I must run because the two wiener dogs want to go outside. And perhaps I should get to work on packing. ((sigh)) I hate moving.

Sunday, July 22, 2007

Mixed Emotions

It has been a tumultuous six months. I have been completely caught up in the process, not quite realizing the end-result of all my hard work. I'm actually leaving my closest friends, my hometown, and (most significantly) my family in about a week. This revelation hit me hard last night as I put the twins to bed for the last time. I kissed each of them goodnight and turned off the light. It's humbling to think I will be little more than a faint memory to these girls who I've nurtured and loved for the past two years. But I am comforted by the wonderful job I have done. They are beautiful, smart and strong. However small my contribution, I did help them in that way.
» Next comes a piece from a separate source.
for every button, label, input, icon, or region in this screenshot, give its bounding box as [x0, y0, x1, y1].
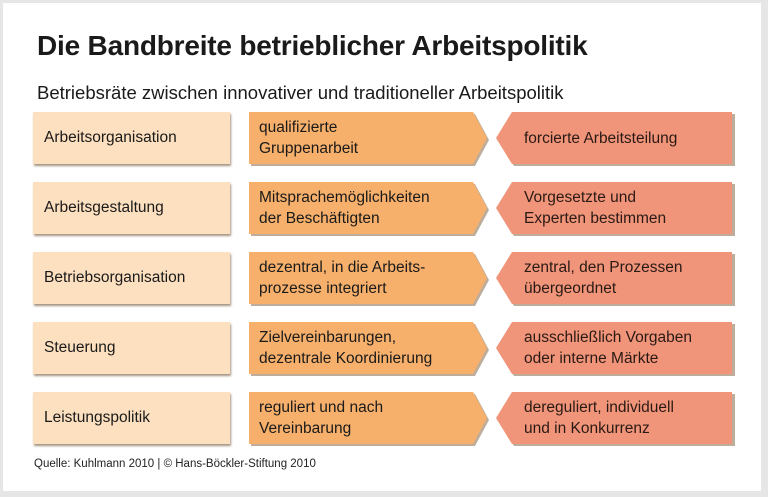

But now I'm struck by how emotional I've become. If it was this hard for me to leave the twins for the last time, how will I do when I say goodbye to my family? I hope it's easier because I am planning on seeing them just two weeks after we move. But this birthday will mark the first one spent away from my family. Growing up is hard to do.

On the other side of the spectrum, I anxiously await moving into our new apartment. I want to learn everything about the new area. So far I've:

1.) Found the closest farmer's market. Mapquested said market to see how close it is to our new apartment.
2.) Researched a new vet. Also mapquested it. It's not far at all.
3.) Looked up the DMV - sort of.
4.) Scheduled to have our cable/internet/telephone installed
5.) Created a bike route from new apartment to school.
6.) Looked up bike shops in the local area.
7.) Visited the public transit site numerous times to find out if I can bring the dogs on the trains/buses (no luck...I'm going to have to call.)
8.) Picked out my wish list at IKEA.
9.) Found at least 3-5 dog parks. As well as local dachshund groups and dog activities.

My beloved and I have decided that we are going to spend the first few weeks riding the public transit as much as possible in order to learn our way around. There's so much tourist-y stuff we'd like to do before school starts anyway. Beloved has to ride the subway to get to work. I have the added benefit of already knowing the route. (I used the public transit when I flew into Atlanta for one day for my interview at Emory -- and that makes me an expert. HA!)

I still have a lot to get done. I've been putting off getting everything packed. Hopefully, the procrastination won't continue as I have all of next week free. Beloved is working right up until we leave, so I will be doing the majority of the packing. I can't imagine trying to move with children. I have two dogs and that's enough for me.

Welcome

After stalking quite a bit I've finally decided to start my own blog. I'm about to embark on one of the biggest journeys of my life. In about a week or so, I will be packing my bags and we will be trekking down to Atlanta to begin my nursing program at Emory. I will be far from family and friends, but I am looking forward to doing what I absolutely love.

So here's a little bit about me. I'm 22 (almost 23...) and in a relationship with a wonderful woman. We've been together for about 2 and a half years now. She will be working in Atlanta when we make the big move. I love children. Working with pregnant moms and babies is the only way I can curb my serious desire to have children. For the past two years, I've been a nanny for twin girls -- since they were about 4 months old. The maternal pull is intense, however I know it's best to wait until I'm settled with an awesome job, house, and income before starting a family. I'm also a wonderful mom to my two dachshunds -- Graisen & Emmie.

I'm also a doula in training from DONA. I've attended one birth officially. I hope to get the remainder of my certifying births in while in school. I love helping moms-to-be have rewarding and fulfilling births. Moreover, I love to be included as I am a complete and total birth junkie.

I already have a BA in Women's Studies and am passionate about women's health issues. I believe working in women's health is truly my calling. If you like what you read, please don't hesitate to leave me a comment. I've been really enjoying reading blogs about midwives, doulas, and lesbian parenting.